Hitachi intends to improve accuracy by storing data for various conditions and reflecting this data in simulations, while also expanding coverage (expanding the target to regenerative medicine as well as the entire room during changeovers).

(Hitachi Plant Services Co., Ltd.)

[7] Example of applying to closed restricted access barrier system[7] Example of applying to closed restricted access barrier system

8. Utilization of Automatic Marking Robot System in Digital Construction

[8] Overview of the automatic marking robot system[8] Overview of the automatic marking robot system

In response to a lack of skilled engineers on construction sites caused by the decreasing birthrate and aging population, and for the sake of implementing work style reform, Hitachi has developed an automatic marking robot system to enable the automation of work that has previously required multiple experts.

During the installation of piping, ducts, suspension devices, and other equipment, marking work requires skilled techniques involving confirming blueprints on-site, measuring, and drawing installation positions on floor surfaces. These tasks would benefit from streamlining and a reduction in the level of skill required.

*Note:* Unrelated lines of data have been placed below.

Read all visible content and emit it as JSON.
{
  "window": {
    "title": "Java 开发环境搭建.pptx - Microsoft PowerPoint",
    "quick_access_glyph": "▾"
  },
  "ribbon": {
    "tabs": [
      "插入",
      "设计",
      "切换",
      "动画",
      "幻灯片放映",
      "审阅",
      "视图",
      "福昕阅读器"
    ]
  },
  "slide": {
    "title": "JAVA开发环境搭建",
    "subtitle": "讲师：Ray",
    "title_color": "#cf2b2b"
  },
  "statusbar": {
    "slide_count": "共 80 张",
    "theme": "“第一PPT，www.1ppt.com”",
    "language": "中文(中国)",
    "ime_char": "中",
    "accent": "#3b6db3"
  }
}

This system’s main functions are as follows:

  1. A “marking data generation app” that extracts marking positions from a computer-aided design (CAD) (building information modeling) blueprint and automatically creates operational data for a robot
  2. A “control app” that uses AI to create the correct marking order, sets up automatic travel, issues instructions, and monitors a robot
  3. An “automatic marking robot” that can recognize its own position to a high degree of accuracy by coordinating with an automatic tracking measurement device

The results of applying this system at internal company sites (eight locations) showed an achievement of a marking accuracy of ±3 mm and a marking speed of three minutes/point, saving labor by, for instance, doing two man-days (two workers × one day) of work in 0.5 man-days (one person × one half day). Hitachi is currently working on designing a mass production model that can be provided to users outside the company, by improving both reliability and quality.